The boy glanced and answered, after swallowing the mouthful of his brekkie, "Mrs. Roberts, the cleaning lady. She always doodles. She makes cards for holidays, like Christmas. And she used to leave us funny pictures of book characters. And she always draws foxes, loves them I reckon."

The boy went back to the food, and Imogen rose and walked up to the board.

Her eyes ran the lines of the drawing. It was made with a ballpen, whatever the cleaning lady had had under her hand probably. The fox was drawn mid-jump, and a wreath of leaves and branches was weaved around it. The lines were precise, confident, and astonishingly good for a rushed doodle of an amateur.

Imogen tilted her head, and thought very very hard. In seven seconds she was absolutely certain that she had seen exactly this unique manner of mixing hatching and stippling, and exactly this unusual depiction of the fox's muzzle and tail - and in two sets of circumstances. Firstly, she'd walked by a very similar fox, for many years in a row, in a large linocut displayed on the second floor of the Fleckney Woulds Comprehensive, in the Headmistress' wing hall dedicated to the sole exhibition of the 'school's most talented and accomplished graduate' Mrs. Patricia Fitzroy. 

And secondly, a smaller version of the same drawing, in China ink and watercolours had been hung on the wall of the aforementioned Mrs. Fitzroy's 'Trophy Room' - and had been probably 'bagged' as an evidence in the investigation of her murder.

"Imogen, I think we're late for school," Kathy said behind Imogen's back, shaking her out of her thoughts.

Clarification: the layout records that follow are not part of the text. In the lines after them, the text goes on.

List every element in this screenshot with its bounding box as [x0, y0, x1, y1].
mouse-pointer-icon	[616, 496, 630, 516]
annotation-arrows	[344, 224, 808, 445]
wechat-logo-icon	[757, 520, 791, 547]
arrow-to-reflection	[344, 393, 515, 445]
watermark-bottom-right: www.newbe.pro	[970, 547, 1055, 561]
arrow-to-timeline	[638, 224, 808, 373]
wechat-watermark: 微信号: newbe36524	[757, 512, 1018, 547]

Imogen looked at the clock on the wall, gasped, and dashed back to the table. They were indeed late.

***

When she arrived to the Town Hall, after leaving Brian and Killian with the sitter, and dropping off the older kids at school, the Mayor's door was closed, and she could hear his lower voice behind it.

"What's happening, Imogen?" Mrs. Harris hissed, her eyes jumping to the mayoral office. "He hasn't come out from there, and I think I've heard him growl. I've never seen him like that..."

Imogen chewed her bottom lip.

"Has he had coffee?" she asked.

Mrs. Harris shook her head, her curled bleached hair thrashing around her head. 

"No! He hasn't asked for anything! And he's pacing inside, see?"

Mrs. Harris pointed at the shelf on the wall that had been famous for the folders wobbling on it whenever someone was stomping inside the office too enthusiastically.

Imogen took a measured breath and went to the coffee table. She made an extra large cup, with extra sugar and cream, picked up a plate with a few pastries, and went into the lion's den.